A atuação na base é uma necessidade. Uma central sindical que tenha seus dirigentes estreitamente ligados aos trabalhadores terá vida longa e estará sempre afinada com os interesses de seus representados.
As mensagens que devemos dar ao Brasil devem estar profundamente associadas ao pensamento dos trabalhadores. Por exemplo, apesar das polêmicas, tive tranquilidade ao defender nossas propostas no caso da previdência social, pois sabia e sentia dos trabalhadores, com quem eu me relacionava cotidianamente, seu apoio, suas preocupações e, mais ainda, sua visão pragmática.

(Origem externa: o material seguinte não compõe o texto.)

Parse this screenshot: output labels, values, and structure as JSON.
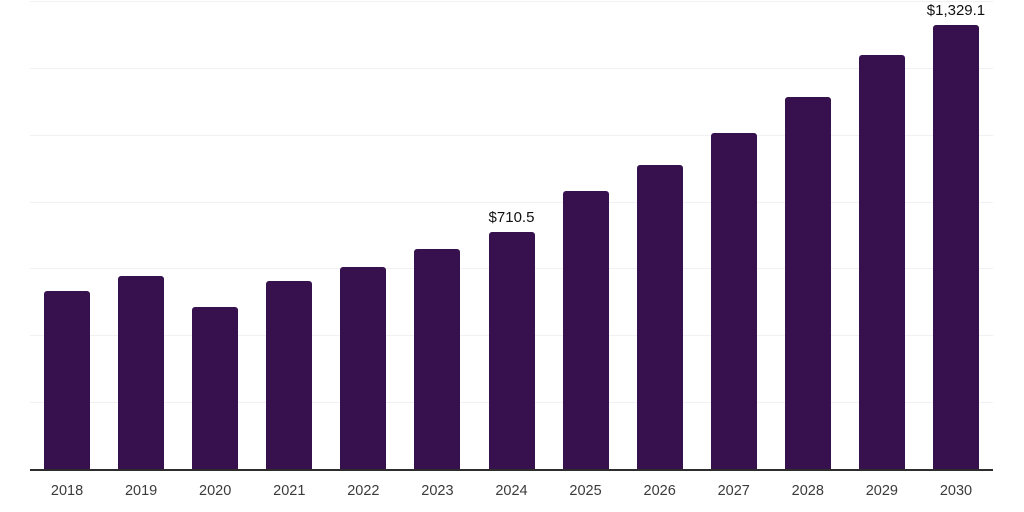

Mas o mais importante é o enraizamento. Nós precisamos ver o trabalhador, ouvi-lo, e essa experiência é extremamente gratificante. Quando termina o dia, e vamos para casa cansados, estamos com a cabeça aliviada -a gente "distensiona", pois o trabalhador em geral é alegre; na hora de ir à luta, vai à luta, mas gosta de fazer piada, brincadeiras e tem cada apelido! E isso me faz muito bem, porque na luta sindical nos deparamos com momentos tensos.
A reciclagem profissional também é muito importante para mim (acompanhar a modernização, as mudanças nas formas de produção). E quero me confessar assustado: a Mercedes-Benz está produzindo cada vez mais caminhões com menos gente.

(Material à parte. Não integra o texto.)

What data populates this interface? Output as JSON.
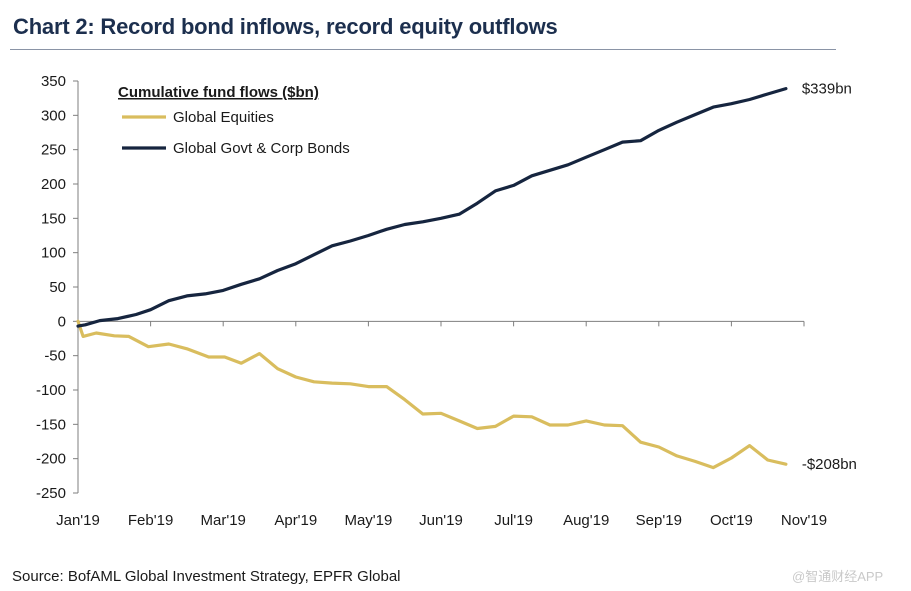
{
  "header": {
    "title": "Chart 2: Record bond inflows, record equity outflows"
  },
  "footer": {
    "source": "Source: BofAML Global Investment Strategy, EPFR Global",
    "watermark": "@智通财经APP"
  },
  "chart_data": {
    "type": "line",
    "title": "Chart 2: Record bond inflows, record equity outflows",
    "legend_title": "Cumulative fund flows ($bn)",
    "legend_position": "top-left",
    "x_ticks": [
      "Jan'19",
      "Feb'19",
      "Mar'19",
      "Apr'19",
      "May'19",
      "Jun'19",
      "Jul'19",
      "Aug'19",
      "Sep'19",
      "Oct'19",
      "Nov'19"
    ],
    "y_ticks": [
      350,
      300,
      250,
      200,
      150,
      100,
      50,
      0,
      -50,
      -100,
      -150,
      -200,
      -250
    ],
    "ylim": [
      -250,
      350
    ],
    "xlim": [
      0,
      10
    ],
    "grid": false,
    "series": [
      {
        "name": "Global Equities",
        "color": "#d9bd5e",
        "end_label": "-$208bn",
        "points": [
          [
            0,
            0
          ],
          [
            0.07,
            -22
          ],
          [
            0.25,
            -17
          ],
          [
            0.5,
            -21
          ],
          [
            0.7,
            -22
          ],
          [
            0.97,
            -37
          ],
          [
            1.25,
            -33
          ],
          [
            1.5,
            -40
          ],
          [
            1.8,
            -52
          ],
          [
            2.02,
            -52
          ],
          [
            2.25,
            -61
          ],
          [
            2.5,
            -47
          ],
          [
            2.75,
            -69
          ],
          [
            3.0,
            -81
          ],
          [
            3.25,
            -88
          ],
          [
            3.5,
            -90
          ],
          [
            3.75,
            -91
          ],
          [
            4.0,
            -95
          ],
          [
            4.25,
            -95
          ],
          [
            4.5,
            -114
          ],
          [
            4.75,
            -135
          ],
          [
            5.0,
            -134
          ],
          [
            5.25,
            -145
          ],
          [
            5.5,
            -156
          ],
          [
            5.75,
            -153
          ],
          [
            6.0,
            -138
          ],
          [
            6.25,
            -139
          ],
          [
            6.5,
            -151
          ],
          [
            6.75,
            -151
          ],
          [
            7.0,
            -145
          ],
          [
            7.25,
            -151
          ],
          [
            7.5,
            -152
          ],
          [
            7.75,
            -176
          ],
          [
            8.0,
            -183
          ],
          [
            8.25,
            -196
          ],
          [
            8.5,
            -204
          ],
          [
            8.75,
            -213
          ],
          [
            9.0,
            -199
          ],
          [
            9.25,
            -181
          ],
          [
            9.5,
            -202
          ],
          [
            9.75,
            -208
          ]
        ]
      },
      {
        "name": "Global Govt & Corp Bonds",
        "color": "#16253f",
        "end_label": "$339bn",
        "points": [
          [
            0,
            -7
          ],
          [
            0.1,
            -5
          ],
          [
            0.3,
            1
          ],
          [
            0.55,
            4
          ],
          [
            0.8,
            10
          ],
          [
            1.0,
            17
          ],
          [
            1.25,
            30
          ],
          [
            1.5,
            37
          ],
          [
            1.75,
            40
          ],
          [
            2.0,
            45
          ],
          [
            2.25,
            54
          ],
          [
            2.5,
            62
          ],
          [
            2.75,
            74
          ],
          [
            3.0,
            84
          ],
          [
            3.25,
            97
          ],
          [
            3.5,
            110
          ],
          [
            3.75,
            117
          ],
          [
            4.0,
            125
          ],
          [
            4.25,
            134
          ],
          [
            4.5,
            141
          ],
          [
            4.75,
            145
          ],
          [
            5.0,
            150
          ],
          [
            5.25,
            156
          ],
          [
            5.5,
            172
          ],
          [
            5.75,
            190
          ],
          [
            6.0,
            198
          ],
          [
            6.25,
            212
          ],
          [
            6.5,
            220
          ],
          [
            6.75,
            228
          ],
          [
            7.0,
            239
          ],
          [
            7.25,
            250
          ],
          [
            7.5,
            261
          ],
          [
            7.75,
            263
          ],
          [
            8.0,
            278
          ],
          [
            8.25,
            290
          ],
          [
            8.5,
            301
          ],
          [
            8.75,
            312
          ],
          [
            9.0,
            317
          ],
          [
            9.25,
            323
          ],
          [
            9.5,
            331
          ],
          [
            9.75,
            339
          ]
        ]
      }
    ]
  }
}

É fundamental para o dirigente sindical aprender com os trabalhadores. Às vezes são coisas simples. Um dia, por exemplo, os companheiros me chamaram e falaram: "Vicentinho, você, quando vai à Brasília ou na televisão, tem que se vestir melhor". Olhei surpreso, e eles completaram: "Se não puder comprar um paletó, vamos fazer uma vaquinha aqui na fábrica...".
Na viagem seguinte que fiz a Brasília, adquiri o paletó. Quando voltei à fábrica, os mesmos que pegaram no meu pé disseram-se "orgulhosos por ter um representante à altura, bem vestido, com dignidade, conversando com o presidente da República". Uma coisa simples, porém importante. Um assessor ou um colega de direção dificilmente me daria essa dica. Mesmo porque, sejamos sinceros, eu não ando tão mal-amanhado -Roseli que o diga!

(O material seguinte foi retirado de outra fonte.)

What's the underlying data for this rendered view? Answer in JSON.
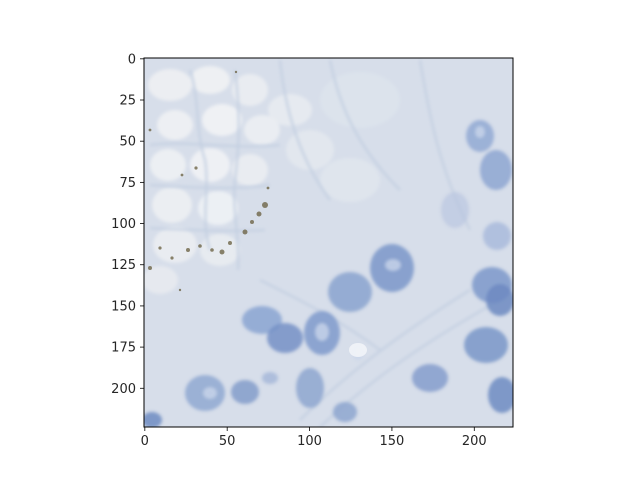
{
  "figure": {
    "image": {
      "description_name": "histology-tile",
      "palette": {
        "background": "#d7deea",
        "light_cells": "#e8ebef",
        "nucleus_blue": "#7a97c9",
        "nucleus_dark": "#5f7fb8",
        "membrane": "#b9c8de",
        "stain_brown": "#6f6648"
      }
    },
    "axes": {
      "x_ticks": [
        "0",
        "50",
        "100",
        "150",
        "200"
      ],
      "y_ticks": [
        "0",
        "25",
        "50",
        "75",
        "100",
        "125",
        "150",
        "175",
        "200"
      ],
      "x_range": [
        0,
        224
      ],
      "y_range": [
        0,
        224
      ],
      "frame_color": "#000000"
    }
  }
}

Um dirigente não pode ficar somente nas altas cúpulas, senão corre o risco de perder a representatividade. Muitas vezes, o discurso que faz nem sequer é entendido pelos trabalhadores. É o erro do "cupulismo" sindical, um erro que devemos combater.
O movimento sindical precisa preparar-se para o futuro. O neoliberalismo tenta cada vez mais mostrar que os sindicatos não são importantes. Membros do governo e do empresariado fazem campanha contra a organização sindical, e às vezes cometemos erros que só alimentam essa campanha.
O sindicalismo do futuro pressupõe, portanto, competência, e para isso é necessário saber o que pensam os trabalhadores. Tem que ser inteligente, ter força e garra e, para isso, tem que estar lado a lado com sua própria base. Eu pensava, inicialmente, em ficar um ano na fábrica, e já vai fazer dois que estou lá. E pretendo continuar.
Os sindicatos que fazem a luta cotidiana, com garra e combatividade, não podem ser sindicatos só da porta do local de trabalho, têm que estar inseridos no local de trabalho.
Uma árvore quanto mais enraizada mais forte será. O ditado popular diz: "Se conselho fosse bom, ninguém dava". Mesmo assim, companheiros (as) sindicalistas, é de bom alvitre seguir o conselho da CUT.